The adjustment was a little easier, though, because of time he spent in 2010 at a summer league in Midland, Ohio.
"I think that helped me out a lot, but it's still hard. I do miss my family," Matthews said. "It's not as hard as it would have been, though, if I hadn't gone last year to Ohio."
When he does have the opportunity to see his family, Matthews said he doesn't take it for granted. In fact, some of the very things that annoyed him at home bring back fond memories while on the road.
"Even me and my sisters bickering," Matthews said with a chuckle. "I miss that, too."
Shaping up: The Vancouver Canadians' Shawn McDermott was named the Northwest League trainer of the year. Vancouver's trainer has won the award every season since 2007 -- former trainers Nate Brooks and Travis Tims previously claimed it.
Watermelon abound: Comedian Gallagher will perform at Yakima County Stadium on Aug. 26 as part of his "Looking for Intelligent Life" tour. Tickets for the show can be purchased at the Bears' office in downtown Yakima, and additional information can be found on their official website.
Dog days of summer: The Boise Hawks have invited fans to bring their dogs with them to Memorial Stadium on Sept. 3. A special seating area will be reserved for fans and their pets.
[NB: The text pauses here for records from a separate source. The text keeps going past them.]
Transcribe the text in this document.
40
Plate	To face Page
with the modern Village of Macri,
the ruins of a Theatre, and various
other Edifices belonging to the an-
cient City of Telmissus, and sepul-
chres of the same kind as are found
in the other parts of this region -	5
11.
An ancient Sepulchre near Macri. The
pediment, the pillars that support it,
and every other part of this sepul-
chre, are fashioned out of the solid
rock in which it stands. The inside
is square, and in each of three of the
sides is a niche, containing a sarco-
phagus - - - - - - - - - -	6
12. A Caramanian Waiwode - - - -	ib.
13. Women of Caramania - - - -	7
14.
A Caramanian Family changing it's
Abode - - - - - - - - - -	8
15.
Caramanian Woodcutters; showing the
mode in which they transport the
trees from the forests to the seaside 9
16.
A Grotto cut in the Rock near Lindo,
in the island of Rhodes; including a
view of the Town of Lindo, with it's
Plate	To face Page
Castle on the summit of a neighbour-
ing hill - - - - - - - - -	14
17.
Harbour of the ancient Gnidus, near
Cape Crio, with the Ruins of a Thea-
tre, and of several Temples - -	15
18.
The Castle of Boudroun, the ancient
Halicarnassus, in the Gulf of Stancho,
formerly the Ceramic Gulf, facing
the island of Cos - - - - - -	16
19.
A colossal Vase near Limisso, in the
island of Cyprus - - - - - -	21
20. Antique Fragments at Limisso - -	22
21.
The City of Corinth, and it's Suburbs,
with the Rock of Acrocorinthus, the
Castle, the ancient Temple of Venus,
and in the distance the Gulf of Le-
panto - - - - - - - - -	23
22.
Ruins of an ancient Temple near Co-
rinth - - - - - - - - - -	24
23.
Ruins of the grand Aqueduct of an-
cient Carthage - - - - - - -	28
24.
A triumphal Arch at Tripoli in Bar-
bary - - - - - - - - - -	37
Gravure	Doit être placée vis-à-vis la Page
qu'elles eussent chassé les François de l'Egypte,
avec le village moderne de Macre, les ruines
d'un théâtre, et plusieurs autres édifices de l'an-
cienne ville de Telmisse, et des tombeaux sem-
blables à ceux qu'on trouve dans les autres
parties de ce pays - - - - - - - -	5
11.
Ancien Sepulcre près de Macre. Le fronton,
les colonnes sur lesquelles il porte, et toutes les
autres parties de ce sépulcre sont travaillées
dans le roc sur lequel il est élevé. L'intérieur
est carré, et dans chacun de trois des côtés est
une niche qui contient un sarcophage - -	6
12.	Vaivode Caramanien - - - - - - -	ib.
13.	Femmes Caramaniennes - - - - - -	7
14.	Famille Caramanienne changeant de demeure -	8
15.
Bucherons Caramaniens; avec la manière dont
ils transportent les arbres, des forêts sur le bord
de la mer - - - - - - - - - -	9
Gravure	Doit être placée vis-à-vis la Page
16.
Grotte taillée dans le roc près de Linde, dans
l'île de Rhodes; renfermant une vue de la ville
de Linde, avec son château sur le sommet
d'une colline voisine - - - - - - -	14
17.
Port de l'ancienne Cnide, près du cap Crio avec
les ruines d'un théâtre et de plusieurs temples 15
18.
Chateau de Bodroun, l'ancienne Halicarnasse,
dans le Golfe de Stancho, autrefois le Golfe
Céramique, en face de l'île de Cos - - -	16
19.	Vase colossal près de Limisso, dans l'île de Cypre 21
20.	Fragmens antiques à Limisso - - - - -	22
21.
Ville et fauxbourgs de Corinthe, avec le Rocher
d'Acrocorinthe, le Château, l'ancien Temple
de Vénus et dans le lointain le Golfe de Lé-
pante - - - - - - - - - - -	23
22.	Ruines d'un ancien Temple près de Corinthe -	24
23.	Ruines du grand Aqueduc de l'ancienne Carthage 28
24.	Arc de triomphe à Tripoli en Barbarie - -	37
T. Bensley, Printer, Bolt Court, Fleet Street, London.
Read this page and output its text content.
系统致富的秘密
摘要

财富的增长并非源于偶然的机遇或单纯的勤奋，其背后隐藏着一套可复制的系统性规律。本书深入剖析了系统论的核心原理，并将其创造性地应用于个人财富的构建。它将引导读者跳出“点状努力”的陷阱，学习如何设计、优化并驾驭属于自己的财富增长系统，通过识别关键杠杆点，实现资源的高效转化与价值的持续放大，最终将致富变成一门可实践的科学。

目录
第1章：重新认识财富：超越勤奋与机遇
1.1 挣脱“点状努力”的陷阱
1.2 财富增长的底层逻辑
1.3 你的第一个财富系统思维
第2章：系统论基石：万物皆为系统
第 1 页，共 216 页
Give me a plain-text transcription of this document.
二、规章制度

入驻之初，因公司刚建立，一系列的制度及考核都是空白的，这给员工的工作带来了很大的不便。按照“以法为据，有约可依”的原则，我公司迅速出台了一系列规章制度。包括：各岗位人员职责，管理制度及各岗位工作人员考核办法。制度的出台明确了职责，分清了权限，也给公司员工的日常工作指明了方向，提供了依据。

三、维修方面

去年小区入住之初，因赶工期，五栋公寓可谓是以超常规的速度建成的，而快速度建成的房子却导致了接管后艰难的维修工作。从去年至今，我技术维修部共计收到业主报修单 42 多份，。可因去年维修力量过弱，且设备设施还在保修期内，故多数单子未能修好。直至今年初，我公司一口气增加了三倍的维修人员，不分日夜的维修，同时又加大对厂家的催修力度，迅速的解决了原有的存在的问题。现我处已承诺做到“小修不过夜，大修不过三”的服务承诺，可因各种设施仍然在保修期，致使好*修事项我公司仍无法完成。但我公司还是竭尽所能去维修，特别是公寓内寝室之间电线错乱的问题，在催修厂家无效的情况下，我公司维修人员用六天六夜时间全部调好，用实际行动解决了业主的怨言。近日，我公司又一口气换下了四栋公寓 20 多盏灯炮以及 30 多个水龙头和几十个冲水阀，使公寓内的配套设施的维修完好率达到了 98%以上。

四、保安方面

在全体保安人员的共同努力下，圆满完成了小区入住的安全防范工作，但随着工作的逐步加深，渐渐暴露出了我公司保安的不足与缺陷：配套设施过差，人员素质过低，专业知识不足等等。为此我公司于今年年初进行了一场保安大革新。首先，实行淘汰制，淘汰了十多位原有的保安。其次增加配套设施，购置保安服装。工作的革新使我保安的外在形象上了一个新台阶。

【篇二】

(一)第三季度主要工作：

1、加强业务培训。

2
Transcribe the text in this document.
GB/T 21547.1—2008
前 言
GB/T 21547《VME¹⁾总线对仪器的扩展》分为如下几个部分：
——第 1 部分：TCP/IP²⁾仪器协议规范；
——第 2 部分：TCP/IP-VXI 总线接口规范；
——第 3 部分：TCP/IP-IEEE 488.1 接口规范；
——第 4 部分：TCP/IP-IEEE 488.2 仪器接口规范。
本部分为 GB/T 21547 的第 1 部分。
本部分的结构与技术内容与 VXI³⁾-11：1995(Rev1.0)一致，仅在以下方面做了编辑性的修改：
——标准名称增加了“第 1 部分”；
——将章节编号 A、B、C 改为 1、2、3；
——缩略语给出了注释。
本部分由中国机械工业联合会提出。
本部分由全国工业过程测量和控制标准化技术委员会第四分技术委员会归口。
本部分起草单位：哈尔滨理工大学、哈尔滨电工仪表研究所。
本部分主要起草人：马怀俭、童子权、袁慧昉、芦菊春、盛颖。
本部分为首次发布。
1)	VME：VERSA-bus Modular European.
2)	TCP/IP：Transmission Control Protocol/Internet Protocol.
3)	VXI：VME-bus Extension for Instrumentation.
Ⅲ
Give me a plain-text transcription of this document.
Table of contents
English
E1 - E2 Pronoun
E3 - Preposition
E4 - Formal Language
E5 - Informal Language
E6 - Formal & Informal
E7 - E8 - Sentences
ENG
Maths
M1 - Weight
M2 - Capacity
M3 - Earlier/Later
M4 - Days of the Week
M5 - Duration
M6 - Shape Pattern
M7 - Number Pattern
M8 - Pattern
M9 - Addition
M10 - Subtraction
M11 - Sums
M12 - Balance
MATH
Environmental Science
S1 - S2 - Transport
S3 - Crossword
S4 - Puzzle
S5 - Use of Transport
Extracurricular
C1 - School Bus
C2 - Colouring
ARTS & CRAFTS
Quotable: "I think Andrew Lorraine, our pitching coach, has done a hell of a job with him because he showed a nice breaking ball, he mixed in his changeup, he kept the ball down, he kept his composure. All the things we talked about coming out of extended Spring Training he's doing, so it was a nice thing to see." -- Mariners director of operations Pedro Grifol to the Everett Herald regarding the development of pitcher Jose Campos.